EXPLICATIONS DE VOTE DU COMMISSAIRE APPARTENANT AU GROUPE COMMUNISTE, RÉPUBLICAIN ET CITOYEN,
MEMBRE DE LA COMMISSION D'ENQUÊTE

Le groupe communiste républicain et citoyen, en décidant sa participation à la commission d'enquête chargée de recueillir l'ensemble des éléments relatifs aux conditions d'élaboration et aux conséquences économiques, sociales, financières de la politique énergétique de la France, a souhaité contribuer au nécessaire débat national qui doit être l'affaire de tous.

Les données scientifiques, économiques et sociales dont rend compte le rapport de la commission d'enquête, éclairent les acteurs de la politique énergétique et les citoyens sur les choix de notre politique énergétique auxquels est confrontée, dès aujourd'hui, la France.

Sur la base d'une analyse comparative des ressources en énergie d'une part, et des différentes politiques nationales d'autre part, il apparaît clairement une spécificité française dans ce domaine dont il convient de préserver les acquis et de garantir les résultats. Ceux-ci justifient l'attachement de notre peuple à l'indépendance énergétique de la France.

Notre groupe est évidemment favorable à la diversification des sources d'approvisionnement dans la mesure où celle-ci permet de satisfaire les besoins d'aujourd'hui et ceux des générations futures.

Nous sommes convaincus que notre parc nucléaire qui assure 80 % de la production d'électricité reste un atout majeur pour notre indépendance et pour la pérennité de notre approvisionnement. Bien que cette situation nous conduise à être l'un des meilleurs en matière de lutte contre l'effet de serre, les préoccupations environnementales et le souci de la sécurité des populations doivent demeurer des objectifs essentiels.

Nous réaffirmons notre opposition à la fermeture programmée du surgénérateur Superphénix dont nous ne voulons pas croire qu'elle constitue l'un des maillons de l'abandon de notre filière nucléaire.

En effet, le rapport montre bien les conséquences désastreuses d'un tel abandon tant pour notre pays que pour son rayonnement international.

L'énergie est un bien de première nécessité qui ne peut être soumis aux règles de la libre concurrence sans porter atteinte aux principes de péréquation tarifaire et d'égalité de traitement des usagers qui fondent le service public.

En conséquence, nous renouvelons notre désaccord de voir transposer en droit français, des directives européennes ouvrant droit à la concurrence des secteurs de l'électricité et du gaz sur notre territoire.

A notre avis, l'ouverture à la concurrence ne constitue en rien une réponse aux exigences des usagers, des salariés et des élus en faveur d'un service public rénové, démocratisé et renforcé, bien au contraire.

EDF et GDF qui ont fait la démonstration de la réussite du service public à la française nous conduisent à penser que la France est en mesure de promouvoir un autre modèle en utilisant son droit de subsidiarité.

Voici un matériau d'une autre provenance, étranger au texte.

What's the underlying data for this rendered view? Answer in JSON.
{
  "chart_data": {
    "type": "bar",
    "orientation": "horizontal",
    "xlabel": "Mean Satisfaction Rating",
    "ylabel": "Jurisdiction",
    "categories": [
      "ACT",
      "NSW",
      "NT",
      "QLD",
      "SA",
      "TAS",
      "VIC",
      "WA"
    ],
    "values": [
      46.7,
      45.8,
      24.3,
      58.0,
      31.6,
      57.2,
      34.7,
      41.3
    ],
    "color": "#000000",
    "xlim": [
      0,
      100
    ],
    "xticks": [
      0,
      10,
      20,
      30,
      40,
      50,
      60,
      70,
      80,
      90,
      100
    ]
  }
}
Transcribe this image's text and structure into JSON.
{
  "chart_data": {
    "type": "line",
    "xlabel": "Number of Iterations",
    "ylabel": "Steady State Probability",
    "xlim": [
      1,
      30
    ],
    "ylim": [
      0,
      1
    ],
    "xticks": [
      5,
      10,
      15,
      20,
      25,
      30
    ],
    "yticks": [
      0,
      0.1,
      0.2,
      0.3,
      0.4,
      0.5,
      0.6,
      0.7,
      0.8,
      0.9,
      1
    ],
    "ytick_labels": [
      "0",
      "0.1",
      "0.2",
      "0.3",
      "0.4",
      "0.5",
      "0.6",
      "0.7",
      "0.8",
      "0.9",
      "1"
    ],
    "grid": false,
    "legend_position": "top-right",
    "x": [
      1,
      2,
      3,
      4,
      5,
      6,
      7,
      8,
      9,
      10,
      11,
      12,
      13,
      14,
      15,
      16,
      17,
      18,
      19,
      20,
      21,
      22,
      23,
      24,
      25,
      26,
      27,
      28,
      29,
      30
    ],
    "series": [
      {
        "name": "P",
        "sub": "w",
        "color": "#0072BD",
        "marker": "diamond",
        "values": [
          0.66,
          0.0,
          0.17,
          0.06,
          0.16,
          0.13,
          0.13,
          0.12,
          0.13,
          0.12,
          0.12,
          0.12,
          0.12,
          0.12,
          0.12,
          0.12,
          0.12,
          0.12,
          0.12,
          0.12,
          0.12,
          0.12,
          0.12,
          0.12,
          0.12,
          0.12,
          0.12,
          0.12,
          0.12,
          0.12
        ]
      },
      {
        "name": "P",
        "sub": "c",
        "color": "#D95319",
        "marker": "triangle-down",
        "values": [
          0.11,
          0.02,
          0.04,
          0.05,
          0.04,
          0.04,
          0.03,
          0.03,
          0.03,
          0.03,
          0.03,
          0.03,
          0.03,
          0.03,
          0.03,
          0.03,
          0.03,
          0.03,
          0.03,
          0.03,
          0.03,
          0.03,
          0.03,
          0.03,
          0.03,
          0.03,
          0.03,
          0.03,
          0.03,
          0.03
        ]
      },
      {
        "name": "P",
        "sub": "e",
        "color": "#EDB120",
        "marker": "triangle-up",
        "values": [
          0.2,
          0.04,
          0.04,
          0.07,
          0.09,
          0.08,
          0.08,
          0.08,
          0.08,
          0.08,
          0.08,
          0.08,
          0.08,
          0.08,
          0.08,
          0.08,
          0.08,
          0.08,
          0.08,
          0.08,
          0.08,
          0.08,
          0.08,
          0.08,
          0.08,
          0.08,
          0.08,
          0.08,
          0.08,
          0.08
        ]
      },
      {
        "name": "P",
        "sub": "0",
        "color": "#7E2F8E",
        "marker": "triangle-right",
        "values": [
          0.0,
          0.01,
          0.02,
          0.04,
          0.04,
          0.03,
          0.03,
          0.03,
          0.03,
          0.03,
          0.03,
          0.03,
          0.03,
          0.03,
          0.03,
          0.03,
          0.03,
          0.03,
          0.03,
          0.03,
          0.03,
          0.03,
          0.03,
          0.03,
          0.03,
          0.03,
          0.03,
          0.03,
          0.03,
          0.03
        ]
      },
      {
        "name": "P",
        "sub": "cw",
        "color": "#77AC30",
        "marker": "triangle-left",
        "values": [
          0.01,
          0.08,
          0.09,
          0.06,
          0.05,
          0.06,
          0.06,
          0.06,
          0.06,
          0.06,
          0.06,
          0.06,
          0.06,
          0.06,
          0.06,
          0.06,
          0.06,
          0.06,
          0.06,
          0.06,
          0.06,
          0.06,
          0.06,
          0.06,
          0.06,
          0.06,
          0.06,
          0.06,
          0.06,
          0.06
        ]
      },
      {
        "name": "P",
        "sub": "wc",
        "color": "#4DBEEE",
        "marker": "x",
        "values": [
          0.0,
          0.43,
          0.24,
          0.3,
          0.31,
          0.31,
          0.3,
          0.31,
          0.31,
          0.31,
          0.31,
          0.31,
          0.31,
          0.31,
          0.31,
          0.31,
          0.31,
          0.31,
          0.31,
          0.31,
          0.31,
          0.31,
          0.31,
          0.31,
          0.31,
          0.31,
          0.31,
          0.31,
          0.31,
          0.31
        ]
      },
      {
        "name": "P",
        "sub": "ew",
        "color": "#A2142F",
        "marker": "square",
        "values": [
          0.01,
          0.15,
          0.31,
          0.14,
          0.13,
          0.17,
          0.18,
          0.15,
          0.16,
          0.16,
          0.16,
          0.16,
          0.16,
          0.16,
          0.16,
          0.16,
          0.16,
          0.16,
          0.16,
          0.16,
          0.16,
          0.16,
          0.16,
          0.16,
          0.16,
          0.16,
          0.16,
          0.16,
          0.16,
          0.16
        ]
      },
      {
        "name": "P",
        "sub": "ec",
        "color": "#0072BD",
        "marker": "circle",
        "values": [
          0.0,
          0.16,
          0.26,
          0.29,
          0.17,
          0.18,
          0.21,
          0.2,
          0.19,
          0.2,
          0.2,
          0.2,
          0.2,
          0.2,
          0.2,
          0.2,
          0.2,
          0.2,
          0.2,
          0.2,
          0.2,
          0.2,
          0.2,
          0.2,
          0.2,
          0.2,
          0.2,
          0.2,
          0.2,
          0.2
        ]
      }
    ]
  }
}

Nous nous prononçons pour que EDF et GDF demeurent les instruments d'une politique publique de l'énergie dont les usagers seront les parties prenantes. Le statut du personnel doit être conservé et amélioré tout en permettant des pouvoirs accrus aux salariés dans la gestion de l'entreprise et dans la définition des choix stratégiques.

Les sénateurs du groupe communiste républicain et citoyen ne partagent pas les orientations de la Commission européenne dans ce domaine et les jugent néfastes pour l'unité et la pérennité du secteur public.

Nous n'approuvons pas certaines des propositions contenues dans le rapport qui s'inscrivent dans cette orientation libérale. Néanmoins, le rapport avance des éléments utiles au débat dont nous souhaitons qu'il se poursuive avec l'intervention des usagers et des acteurs de la politique énergétique pour la modernisation et la démocratisation du service public de l'énergie dans la satisfaction des besoins du pays.

Ces considérations amènent notre groupe à émettre un vote d'abstention.